Une Mustang, la nuit, un peu de pluie. Le bitume qui défile, le V8 qui ronronne en fond de quatre. La scène peut vous paraître familière. Celle d'Un homme et une femme. Pas de Chabada ici, juste le plein de sensations. Celle d'une voiture à la direction lourde, d'un châssis d'un autre âge et d'une automobile qui ne vieillit pas. Franck Huard, son propriétaire, au moment de confier sa Pony Car a donné une seule consigne : "Faites-vous plaisir avec."


Lors des premiers tours de roue, le plaisir n'a été que pour les yeux. Au volant d'une telle auto, il faut réapprendre à conduire, anticiper avec les freins, réfléchir à une trajectoire plus simple, pour ne pas trop travailler avec le volant.
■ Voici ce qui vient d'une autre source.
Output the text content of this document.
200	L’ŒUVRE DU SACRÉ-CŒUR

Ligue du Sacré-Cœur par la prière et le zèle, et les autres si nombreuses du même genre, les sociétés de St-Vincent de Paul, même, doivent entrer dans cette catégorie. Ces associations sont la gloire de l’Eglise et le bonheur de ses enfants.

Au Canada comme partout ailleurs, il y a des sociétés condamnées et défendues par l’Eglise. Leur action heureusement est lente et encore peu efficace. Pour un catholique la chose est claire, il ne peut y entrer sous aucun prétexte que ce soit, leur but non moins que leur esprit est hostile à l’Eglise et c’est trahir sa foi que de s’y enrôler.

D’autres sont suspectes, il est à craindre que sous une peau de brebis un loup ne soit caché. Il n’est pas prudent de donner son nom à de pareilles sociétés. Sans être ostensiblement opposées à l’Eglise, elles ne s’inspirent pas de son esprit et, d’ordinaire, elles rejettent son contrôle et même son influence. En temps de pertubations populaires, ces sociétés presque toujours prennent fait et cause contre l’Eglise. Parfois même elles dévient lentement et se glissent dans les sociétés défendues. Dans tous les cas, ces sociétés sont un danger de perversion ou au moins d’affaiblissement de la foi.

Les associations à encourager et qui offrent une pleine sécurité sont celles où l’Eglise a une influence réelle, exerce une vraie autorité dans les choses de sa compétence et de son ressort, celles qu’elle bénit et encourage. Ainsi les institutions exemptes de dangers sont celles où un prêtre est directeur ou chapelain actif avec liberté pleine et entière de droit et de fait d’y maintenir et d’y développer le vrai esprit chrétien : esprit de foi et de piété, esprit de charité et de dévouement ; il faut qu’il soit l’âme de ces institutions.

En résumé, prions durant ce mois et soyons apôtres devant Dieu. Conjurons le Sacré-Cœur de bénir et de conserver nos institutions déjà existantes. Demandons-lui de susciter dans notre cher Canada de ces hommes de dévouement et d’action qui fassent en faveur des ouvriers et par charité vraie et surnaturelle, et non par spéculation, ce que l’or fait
Oui, la direction est lourde, et la position de conduite pas forcément celle que l'on connaît aujourd'hui dans nos carrosses modernes.
Une conduite un peu pataude, loin de cette ligne impressionnante. Le long capot, les arrêtes marquées de la voiture la rendent très agressive. Les touches de chromes sont présentes dans les encadrements de carrosserie, sur les marquages de lignes, et également ces magnifiques pare-chocs. "C'est une Mustang de 1967, avec un dessin qui a évolué. On a choisi cette voiture pour cela", explique Franck. "C'est ce que les Américains reprochaient à la première Mustang, très plane. Là, on a une voiture plus agressive, sans pour autant entrer dans le bodybuilding."

"C'est l'Amérique"
Franck tend alors les clefs. Trois sésames pour entrer dans cette machine à la ligne aguichante. L'une pour les portes, l'une pour le contact, et la dernière pour le coffre. Inutile de vous dire que si vous oubliez votre trousseau dans le coffre, vous êtes bien embêtés. Pensez-y si, un jour, vous avez la chance de conduire une telle machine : ne mettez pas votre veste dans le coffre, surtout si elle contient vos papiers et vos clefs ! Sans en arriver-là, l'accès à l'habitacle est plus qu'aisé, avec les grandes portes.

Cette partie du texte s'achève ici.